What about this one? Calgary Farmer’s Market hung these apples from trees in the middle of winter with little tags saying Fresh All Winter. I’m sure the folks at the farmer’s market used that line when they were talking about what their brand represented. Fresh all winter is not a clever ad line. By exaggerating it, though, it becomes a brilliant bootstrap marketing idea.

Understanding your audience

So those are great brand ideas.

What about the second part of the equation: understanding your audience?

In the Scaredy Cats example, my friend knew that dog owners think Scaredy Cats – the real, live ones – are pretty funny. Even if they won’t say so in polite company. Because at the root of it all, as the book says, Cat Spelled Backwards doesn’t spell God.  Dogs are better than cats, so making fun of cats is fair game.

Here’s another great example of understanding your audience. 1-800-Got-Junk.

I can remember back when there were only two options for getting rid of junk. Take it to the dump yourself, or go through the yellow pages and hire a couple of shady characters to move it.

Brian Scudamore turned the whole business upside down with 1-800-Got-Junk.
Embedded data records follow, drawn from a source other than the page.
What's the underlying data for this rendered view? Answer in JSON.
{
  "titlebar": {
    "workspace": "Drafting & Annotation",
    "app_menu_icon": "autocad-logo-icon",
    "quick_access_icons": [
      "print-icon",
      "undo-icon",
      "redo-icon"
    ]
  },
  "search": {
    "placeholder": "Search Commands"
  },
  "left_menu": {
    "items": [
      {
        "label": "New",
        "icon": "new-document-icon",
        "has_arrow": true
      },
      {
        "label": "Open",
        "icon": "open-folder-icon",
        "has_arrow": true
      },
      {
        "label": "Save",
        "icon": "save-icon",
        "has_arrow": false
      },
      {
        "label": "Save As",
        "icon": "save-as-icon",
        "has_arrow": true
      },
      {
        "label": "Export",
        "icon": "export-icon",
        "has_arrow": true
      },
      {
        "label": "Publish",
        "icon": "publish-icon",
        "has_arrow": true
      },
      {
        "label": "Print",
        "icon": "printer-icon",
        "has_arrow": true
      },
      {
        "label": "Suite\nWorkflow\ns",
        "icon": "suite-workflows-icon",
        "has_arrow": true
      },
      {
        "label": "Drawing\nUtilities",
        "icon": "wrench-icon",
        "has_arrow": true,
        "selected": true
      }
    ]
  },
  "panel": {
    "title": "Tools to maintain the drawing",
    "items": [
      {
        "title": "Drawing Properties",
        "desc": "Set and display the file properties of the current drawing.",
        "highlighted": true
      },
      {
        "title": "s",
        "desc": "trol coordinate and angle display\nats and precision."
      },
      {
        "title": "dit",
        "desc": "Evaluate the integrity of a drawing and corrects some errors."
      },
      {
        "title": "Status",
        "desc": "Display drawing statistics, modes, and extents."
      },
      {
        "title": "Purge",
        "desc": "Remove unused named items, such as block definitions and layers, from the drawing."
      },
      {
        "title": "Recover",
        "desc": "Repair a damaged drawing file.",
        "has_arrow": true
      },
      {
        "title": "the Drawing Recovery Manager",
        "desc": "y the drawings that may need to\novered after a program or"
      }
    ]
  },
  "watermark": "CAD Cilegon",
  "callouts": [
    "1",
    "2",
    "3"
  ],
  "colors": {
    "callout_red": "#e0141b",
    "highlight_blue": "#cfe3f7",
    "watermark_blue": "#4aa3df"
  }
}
And a big part of his success, right from day one, was his truck billboards.

Not only were they parked everywhere. But they were clean. And they stuck a phone number in your head.

In other words, they knew that I didn’t know how to get rid of my junk. And I needed to be reminded on my way home. In a way I could remember without trying to scribble something down while I was driving.

Great ideas in action

Here’s a great idea from my friends at Rethink. This one deserves a bit of explanation. See the 3M logo? You’d think it was 3M that did the ad. It wasn’t. It was a small local dealer of 3M film that you applied to windows to make them shatterproof. He didn’t have any budget.

Now you see the bus shelter? Bus shelters are expensive. What you don’t see is that there was only one bus shelter in this media buy. Right in front of Rethink’s office.

What they did was cover the bus shelter ad window with this special film. Then they put money inside. Real bills on top, fake ones underneath. (I know, I asked them.)

Then, they told the journalists – who dutifully showed up to film countless hooligans trying to break the glass.

The stunt made national news. And if you think about it, it’s all based on the simplest  insight into dude thinking. If you tell me I can’t do something, I’m going to do it.

By the way, nobody broke the glass.

In bootstrap marketing, your medium could be your execution

Now let’s finish off by talking about a great execution, and great media placement. In the context of bootstrap marketing, they’re kinda the same thing. Because often, your medium is your execution.

Like here. A bit of paint that washes off in the rain, a nice ribbed grating, and a camera phone. Nothing fancy, but a great way to really get the condom’s benefit across to millions of people on the internet.

Here’s another one. This one makes the Slim-Fast can ad look positively big budget. A barbecue fork, a stencil and paint, and a great eye for stuff that looks like beat up barbecue grills. Take the picture, post on internet, rinse, repeat.

When it comes to bootstrap marketing executions, that is often the mark of a great one. Finding something that looks like something else, but that nobody takes the time to notice.

Walk stripes look like French fries.

Bus straps look like watch straps.

A pizza box looks like a mouth. I can’t believe this hasn’t been done for shark week.

A door knob looks like a…well, anyways. You get the point.

Marketing that makes sense

The thing is, I could go on all day about how much I love bootstrap marketing. In a country where 99% of the employers are small businesses, I think bootstrap marketing is the only marketing that makes any sense.

I know it’s easy to do a terrible job of it. But if you get back to the fundamentals, understand your brand, understand your audience, and use the world around you as a canvas for a great creative execution, you’ll do great things.

Now, I’m going to end on a challenge. I have 10 copies of my book Didn’t See It Coming that I’ll sign and send to the first 10 brilliant bootstrap marketing ideas I see coming from you. Do them, take a picture of them, and send me the photo.

There you go. Now get bootstrapping.